Morgan Malin, General columnist

Having a best friend is great, but having someone who’s like your other half is really what makes you complete. My childhood friend, Payton Washburn, is someone I’ve looked to for as long as I can remember — my other half.

It all started in the sixth grade. I had just moved to Texas, and I was starting middle school. Scared out of my mind, I even stayed home the first day.

The next day, I went to school. Starting my day with math, I walked into the room and people whispered. Great. Even though the school year had just started, I was the new kid, uncomfortably standing out.

Then a tiny, short-haired, blue-eyed girl walked up to me and introduced herself. “Hi, I’m Payton – would you like to sit at my table?”

“Sure,” I replied nervously. It seemed that everyone was already good friends, and while they talked and joked, I paid attention to the teacher, who was introducing her classroom rules. Then the kid next to Payton whispered in her ear, “She’s weird.” Payton quickly barked back, “She seems cooler than you.”

“She’s right, you know,” I said. Everyone at the table laughed. That was the beginning of our epic friendship.

When her 12th birthday arrived, Payton invited me to her birthday party/sleepover, along with a few others. One by one, everyone showed up at her house. There were 10 of us. We all crowded into two cars and headed towards Stonebriar Center; the plan was to go ice skating.

We strapped on our ice skates and cautiously stepped into the rink. Left and right, all of us were falling all over each other.

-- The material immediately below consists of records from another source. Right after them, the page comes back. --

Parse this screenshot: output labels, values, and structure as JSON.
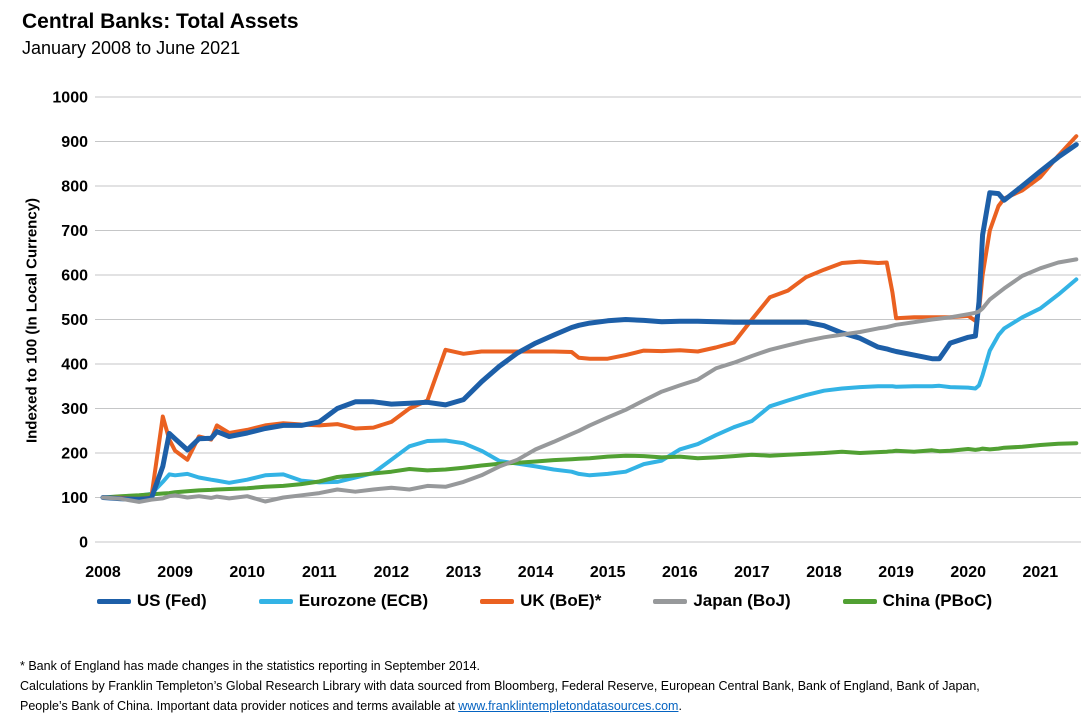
{
  "header": {
    "title": "Central Banks: Total Assets",
    "subtitle": "January 2008 to June 2021"
  },
  "chart_data": {
    "type": "line",
    "title": "Central Banks: Total Assets",
    "subtitle": "January 2008 to June 2021",
    "xlabel": "",
    "ylabel": "Indexed to 100 (In Local Currency)",
    "ylim": [
      0,
      1000
    ],
    "yticks": [
      0,
      100,
      200,
      300,
      400,
      500,
      600,
      700,
      800,
      900,
      1000
    ],
    "xlim": [
      2008,
      2021.58
    ],
    "categories": [
      "2008",
      "2009",
      "2010",
      "2011",
      "2012",
      "2013",
      "2014",
      "2015",
      "2016",
      "2017",
      "2018",
      "2019",
      "2020",
      "2021"
    ],
    "grid": "horizontal",
    "legend_position": "bottom",
    "x": [
      2008.0,
      2008.25,
      2008.5,
      2008.67,
      2008.83,
      2008.92,
      2009.0,
      2009.17,
      2009.33,
      2009.5,
      2009.58,
      2009.75,
      2010.0,
      2010.25,
      2010.5,
      2010.75,
      2011.0,
      2011.25,
      2011.5,
      2011.75,
      2012.0,
      2012.25,
      2012.5,
      2012.75,
      2013.0,
      2013.25,
      2013.5,
      2013.75,
      2014.0,
      2014.25,
      2014.5,
      2014.6,
      2014.75,
      2015.0,
      2015.25,
      2015.5,
      2015.75,
      2016.0,
      2016.25,
      2016.5,
      2016.75,
      2017.0,
      2017.25,
      2017.5,
      2017.75,
      2018.0,
      2018.25,
      2018.5,
      2018.75,
      2018.87,
      2018.95,
      2019.0,
      2019.25,
      2019.5,
      2019.6,
      2019.75,
      2020.0,
      2020.1,
      2020.15,
      2020.2,
      2020.3,
      2020.42,
      2020.5,
      2020.75,
      2021.0,
      2021.25,
      2021.5
    ],
    "series": [
      {
        "name": "US (Fed)",
        "color": "#1D5FA8",
        "width": 5,
        "values": [
          100,
          97,
          96,
          98,
          170,
          244,
          232,
          207,
          232,
          233,
          248,
          237,
          245,
          255,
          262,
          262,
          270,
          300,
          315,
          315,
          310,
          312,
          314,
          308,
          320,
          360,
          395,
          425,
          447,
          465,
          482,
          487,
          492,
          497,
          500,
          498,
          495,
          496,
          496,
          495,
          494,
          494,
          494,
          494,
          494,
          486,
          470,
          458,
          438,
          434,
          430,
          428,
          420,
          412,
          412,
          447,
          460,
          463,
          540,
          690,
          785,
          783,
          768,
          800,
          833,
          865,
          893
        ]
      },
      {
        "name": "Eurozone (ECB)",
        "color": "#33B3E5",
        "width": 4,
        "values": [
          100,
          102,
          104,
          108,
          135,
          152,
          150,
          153,
          145,
          140,
          138,
          133,
          140,
          150,
          152,
          138,
          134,
          135,
          145,
          155,
          185,
          215,
          227,
          228,
          222,
          205,
          182,
          176,
          170,
          163,
          158,
          153,
          150,
          153,
          158,
          175,
          183,
          208,
          220,
          240,
          258,
          272,
          305,
          318,
          330,
          340,
          345,
          348,
          350,
          350,
          350,
          349,
          350,
          350,
          351,
          348,
          347,
          345,
          352,
          375,
          430,
          465,
          480,
          505,
          525,
          556,
          590
        ]
      },
      {
        "name": "UK (BoE)*",
        "color": "#EA6121",
        "width": 4,
        "values": [
          100,
          99,
          97,
          100,
          282,
          230,
          205,
          185,
          237,
          230,
          262,
          245,
          252,
          262,
          267,
          264,
          262,
          265,
          255,
          257,
          270,
          300,
          318,
          432,
          423,
          428,
          428,
          428,
          428,
          428,
          427,
          414,
          412,
          412,
          420,
          430,
          429,
          431,
          428,
          437,
          448,
          500,
          550,
          565,
          595,
          612,
          627,
          630,
          627,
          628,
          560,
          503,
          505,
          505,
          505,
          505,
          508,
          497,
          520,
          600,
          700,
          755,
          772,
          790,
          820,
          868,
          912
        ]
      },
      {
        "name": "Japan (BoJ)",
        "color": "#97999B",
        "width": 4,
        "values": [
          100,
          97,
          90,
          95,
          98,
          103,
          105,
          100,
          103,
          99,
          102,
          98,
          103,
          91,
          100,
          105,
          110,
          118,
          113,
          118,
          122,
          118,
          126,
          124,
          135,
          150,
          170,
          185,
          208,
          225,
          243,
          250,
          262,
          280,
          297,
          318,
          338,
          352,
          365,
          390,
          403,
          418,
          432,
          442,
          452,
          460,
          466,
          472,
          480,
          483,
          486,
          488,
          494,
          500,
          502,
          505,
          512,
          515,
          518,
          525,
          545,
          560,
          570,
          598,
          615,
          628,
          635
        ]
      },
      {
        "name": "China (PBoC)",
        "color": "#51A033",
        "width": 4,
        "values": [
          100,
          103,
          105,
          107,
          109,
          110,
          112,
          114,
          116,
          117,
          118,
          119,
          121,
          124,
          126,
          130,
          136,
          146,
          150,
          154,
          158,
          164,
          161,
          163,
          167,
          172,
          176,
          178,
          181,
          184,
          186,
          187,
          188,
          192,
          194,
          193,
          190,
          192,
          188,
          190,
          193,
          196,
          194,
          196,
          198,
          200,
          203,
          200,
          202,
          203,
          204,
          205,
          203,
          206,
          204,
          205,
          209,
          207,
          208,
          210,
          208,
          210,
          212,
          214,
          218,
          221,
          222
        ]
      }
    ],
    "draw_order": [
      1,
      4,
      2,
      0,
      3
    ]
  },
  "footnotes": {
    "note": "* Bank of England has made changes in the statistics reporting in September 2014.",
    "source_line1": "Calculations by Franklin Templeton’s Global Research Library with data sourced from Bloomberg, Federal Reserve, European Central Bank, Bank of England, Bank of Japan,",
    "source_line2_prefix": "People’s Bank of China. Important data provider notices and terms available at ",
    "link_text": "www.franklintempletondatasources.com",
    "suffix": "."
  },
  "colors": {
    "link": "#0563C1",
    "grid": "#C5C6C7",
    "text": "#000000"
  }
}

Although it probably was not the best idea to bring a bunch of clumsy tween girls onto the ice, we skated for hours until our feet ached.

We dragged ourselves back to our cars, thinking we were going home. But to our surprise, we took a turn into Main Event. Everyone screamed with excitement.

Once inside, we all got our wristbands and cards, and then split up into our individual friend groups. I was with Payton, of course. It was nearly impossible for all of us to contain our happiness; we had to be the loudest people in that place.

We ran around playing games for hours, but my favorite part was the photo booth. I took about three or four pictures with Payton, each one funnier than the last.

We thought we were tired before, but now we were exhausted.

When we finally were back at Payton’s house, her parents ordered five pizzas to appeal to everyone’s taste buds.

We played around for hours and ran amuck, driving Payton’s parents insane. By night time, we were more awake than ever. We turned the lights off and turned on every party light we could find, the 10 of us dancing around the room.

It was finally time for bed. The majority of us were still up to party, but had calmed down so the people that were tired could sleep.

At about 2 a.m.., there were only four of us awake. One girl left to go to the bathroom, and when she came back, she stood at the door blank-eyed, staring at us. We were convinced she was possessed. The door next to her started shaking and by then, we were screaming, waking everyone up. The girls on the floor huddled on the bed screaming the girl’s name, and then screamed at the one girl who was still asleep to wake up.  She woke up, but got mad, and just went back to sleep. The girl at the door laughed and said she was just trying to scare us. After that event, all of us finally went to sleep.

The next morning, everyone was devastated to leave.

I have a terrible memory, but I will never forget this night, seeing as it was the beginning to a friendship I’ll have for the rest of my life.